The last tier of patients are both the most difficult to deal with but have the most potential in many ways. These are patients with real pain management needs, who also are actually addicts. Their daily goal is to get their fix and the lying, stealing and conning all are there. They may cross state lines to obtain meds and may sell or trade their meds for money or different drug. And while all this is a headache for the medical staff, these extremely vulnerable people are the ones the laws we have right now can help the most. Again, while addicts, they are not getting adequate treatment and allow the demon of addiction to be their guide in getting relief come hell or highwater. Identifying and treating these patients will save more PM people from having to use the dope man.

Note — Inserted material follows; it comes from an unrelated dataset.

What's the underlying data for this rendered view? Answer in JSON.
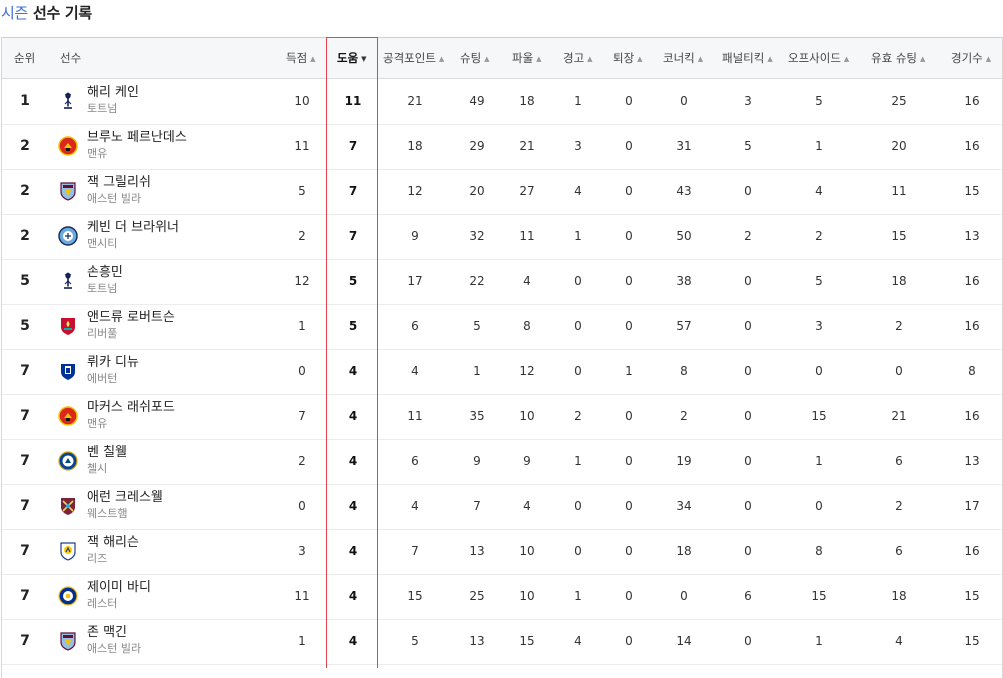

Overall, I think the PMP has been a huge plus in discerning the tendencies of patients with controlled drugs. But do agree that too many are simply cut off with no option other than going to the street. This is, again, why it must be accessed by the prescriber before writing. It doesnt take long to spot patterns and anomalies. It is there and then, further investigation needs to be done and not simply cutting the patient off. This would be the first step in winning the battle against the patients pain and addictions.

Doctors must be committed to working with patients. If all is documented (searched PMP, discussed patients use, re-evaluated pain scale, ordered new tests, etc) there should be zero fear in writing out narcs. Yes, some of these new laws compound the issue, but it starts with using the tool, changing your mind on both concerns of writing narcotic scripts and cutting off patients, and seeing this as a new way to get better results. When all this finally sinks in, everyone wins.
 
I think the only way to help those that are using opiate prescriptions is to talk to them and review their file on a case by case basis. Give the power to decide to the doctor, not the DEA. Pharmacists also need to be given the ability to discuss options with patients. Not letting them dispense meds when needed just ties their hands and makes the customer less likely to talk about addiction treatment. This has to be done in concert with viable addiction treatment options that will not bankrupt the patient. More options need to be available to help get the people that are addicted to pills scooped up and into treatment, whether it be ORT, or IOP, or longterm inpatient rehab. As NSA said just blanket banning all these people will make the corner boys rich and turn patients into criminals.

Obama just wrote into law an additional $1bn into the budget for addiction management and raised the amount of patients that doctors can take on for ORT. This is what needs to be done, but on a much higher level. Considering that $1bn is only a small drop in the ocean we spend on the War on Drugs.